Ph. ANDRIOT / Oeuvres pour violoncelle et piano de Mendelssohn / CD LYRINX  Diapason – Mars 1998

« Beaucoup de précision rythmique, de la présence, des couleurs variées et recherchées : Valérie Aimard s’approprie le chef-d’oeuvre de KODALY sans hésitation ni complexe. La violoncelliste parvient plus d’une fois à nous faire croire que deux instruments aux timbres différents se partagent cette partition tant elle sait varier le grain et l’attaque de ses coups d’archets, et c’est même tout un orchestre qu’elle fera surgir de ses quatre cordes au cours de l’Adagio. »
E. TAVER / Sonate pour violoncelle seul de Kodaly / CD AGON
Diapason – Février 1996

 » La précision des phrasés et des sommets d’une exubérante mélancolie résonnaient d’une même voix. »
C. PORTER / Quintette opus 18 de MENDELSSOHN / Washington Post
18-02 1999

« V. Aimard possède un jeu d’une grande sensibilité, tout en finesse et en subtilité.
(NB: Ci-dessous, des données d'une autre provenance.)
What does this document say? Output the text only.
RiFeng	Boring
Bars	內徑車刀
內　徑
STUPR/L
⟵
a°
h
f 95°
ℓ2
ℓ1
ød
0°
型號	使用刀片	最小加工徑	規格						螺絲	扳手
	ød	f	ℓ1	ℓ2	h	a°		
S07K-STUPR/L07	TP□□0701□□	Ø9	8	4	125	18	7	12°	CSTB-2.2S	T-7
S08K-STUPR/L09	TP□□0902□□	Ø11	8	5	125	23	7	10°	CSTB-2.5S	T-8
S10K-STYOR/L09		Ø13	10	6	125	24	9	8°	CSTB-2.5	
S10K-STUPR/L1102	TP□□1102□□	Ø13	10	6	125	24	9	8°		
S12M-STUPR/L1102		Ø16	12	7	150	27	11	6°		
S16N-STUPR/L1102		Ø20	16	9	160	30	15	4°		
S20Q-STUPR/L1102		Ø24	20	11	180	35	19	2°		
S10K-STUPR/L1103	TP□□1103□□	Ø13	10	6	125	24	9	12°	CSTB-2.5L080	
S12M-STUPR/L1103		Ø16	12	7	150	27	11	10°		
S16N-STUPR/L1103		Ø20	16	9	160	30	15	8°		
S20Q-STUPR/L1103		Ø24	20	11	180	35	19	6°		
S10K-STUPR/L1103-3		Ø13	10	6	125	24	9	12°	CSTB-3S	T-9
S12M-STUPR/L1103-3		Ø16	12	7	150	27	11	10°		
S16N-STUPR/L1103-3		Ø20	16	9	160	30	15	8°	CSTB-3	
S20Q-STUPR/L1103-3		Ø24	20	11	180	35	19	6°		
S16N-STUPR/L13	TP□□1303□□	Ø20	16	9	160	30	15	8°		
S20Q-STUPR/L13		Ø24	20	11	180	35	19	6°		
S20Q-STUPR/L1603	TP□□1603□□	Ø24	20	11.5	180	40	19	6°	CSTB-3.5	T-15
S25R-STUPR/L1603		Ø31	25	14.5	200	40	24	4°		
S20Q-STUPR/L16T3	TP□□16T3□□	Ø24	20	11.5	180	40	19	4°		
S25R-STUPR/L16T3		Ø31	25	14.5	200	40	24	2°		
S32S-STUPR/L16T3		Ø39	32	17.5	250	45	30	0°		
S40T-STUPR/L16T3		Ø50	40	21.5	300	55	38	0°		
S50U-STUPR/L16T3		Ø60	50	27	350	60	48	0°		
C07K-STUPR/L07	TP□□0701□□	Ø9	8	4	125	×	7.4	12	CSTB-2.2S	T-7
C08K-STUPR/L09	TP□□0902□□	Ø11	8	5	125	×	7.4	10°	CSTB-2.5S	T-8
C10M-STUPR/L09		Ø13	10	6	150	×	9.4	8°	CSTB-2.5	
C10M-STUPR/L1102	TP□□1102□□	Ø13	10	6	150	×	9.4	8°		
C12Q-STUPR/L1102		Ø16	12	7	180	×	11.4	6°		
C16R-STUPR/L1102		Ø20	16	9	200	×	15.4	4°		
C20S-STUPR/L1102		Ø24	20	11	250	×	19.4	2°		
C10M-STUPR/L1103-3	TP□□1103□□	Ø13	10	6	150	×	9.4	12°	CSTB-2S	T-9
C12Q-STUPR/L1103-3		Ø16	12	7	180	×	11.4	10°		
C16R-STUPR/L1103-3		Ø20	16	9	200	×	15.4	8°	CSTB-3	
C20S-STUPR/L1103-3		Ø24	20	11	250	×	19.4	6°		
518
Cette merveilleuse artiste possède aussi une violence qui vient de très loin et qui produit tout son effet sans débordements extérieurs. »
Olivier BELLAMY / Choc du Monde de la Musique / 07-2002

« Valérie Aimard sût exprimer toutes les finesses de cette oeuvre virtuose d’une grand difficulté d’exécution. »
A.-H. de VAUBERT / Sonate pour violoncelle seul de LIGETI
18-04-2004

« Le caractère plus déclamé, plus accusé, en un mot plus virtuose de la Sonate de ROPARTZ convenait au tempérament des musiciens qui insufflèrent à cette page rarement jouée une vision puissante et charpentée. »
A propos de la Sonate de Vierne : « c’est une lecture inspirée qui nous fût proposée de ce chef-d’oeuvre(…)Le mouvement lent notamment, fut l’un des plus admirables moments de cette soirée. »
J.-L. PERROT / Concert avec Cédric Tiberghien au Festival Massenet de Saint-Etienne le 17-11-01- Le Progrès

« Valérie Aimard a enregistré avec son frère , le pianiste Pierre-Laurent Aimard, un fort beau disque consacré aux oeuvres de Mendelssohn. La voici en duo , cette fois-ci avec Cédric Tiberghien dans un programme ou Beethoven sera le seul auteur véritablement grand public, au côté de Kurtag, Kodaly et Dohnanyi. La jeune Valérie a la curiosité aiguisée et aime fréquenter des sentiers pas trop battus. »
A. LOMPECH / Le Monde /05-01-02

« C’est avec délicatesse et douceur que Valérie Aimard enchanta les foules hier soir…Cette musicienne a offert un véritable spectacle : en plus d’être une violoncelliste d’exception, elle régala le public par du mime délicieux. Une grand artiste. »
Rencontres Musicales de Savoie / Dauphiné libéré / 26-07-2006

« …dans la Sonate pour alto et piano de J. Brahms (transcrite pour violoncelle par Valérie Aimard) les deux musiciens ont partagé une totale homogénéité, un jeu dépouillé, touchant et sincère, une même passion profonde et infiniment pudique. »
Sud-Ouest / Récital avec Laurent Cabasso / 05-2009

« …dans l’intimité du cloître de l’Abbaye de Silvacane, le frère et la soeur, Pierre -Laurent et Valérie Aimard donnent un concert dont on se souviendra longtemps. Lui au piano, elle au violoncelle jouent depuis plus de trente ans ensemble. Leur entente saute aux oreilles ! Elle se traduit par une connivence jusque dans les moindres détails, mais aussi par une sonorité conjuguée des deux instruments extraordinairement pleine, puissante et équilibrée. Autant de qualité qui nous valent une Sonate n°2 de Beethoven magnifiquement construite, puissamment expressive, faisant parfaitement percevoir les audaces de la partition, ses singularités de forme, le plus naturellement du monde. Du grand art. Dans les Variations concertantes de Mendelssohn, d’une grâce toute Mozartienne, on est à nouveau subjugué par la symbiose des sonorités, par la qualité des phrasés et l’énergie soutenue du lyrisme. La Sonate n°2 de l’auteur du Songe confirme combien chez ces deux interprètes intelligence et sensibilité se renforcent mutuellement. »
Diapason / Festival de la Roque d’Anthéron  / 05-08-2009


Interview dans le Neue Musik Zeitung –  Avril 2010


« Si elle est une interprète remarquable très apprécié des mélomanes, V. Aimard est également une partenaire de musique de chambre adulée par tous les musiciens. Sa sensibilité, son intelligence musicale mais surtout son sens de l’écoute lui confèrent une capacité à s’adapter à tous les musiciens. »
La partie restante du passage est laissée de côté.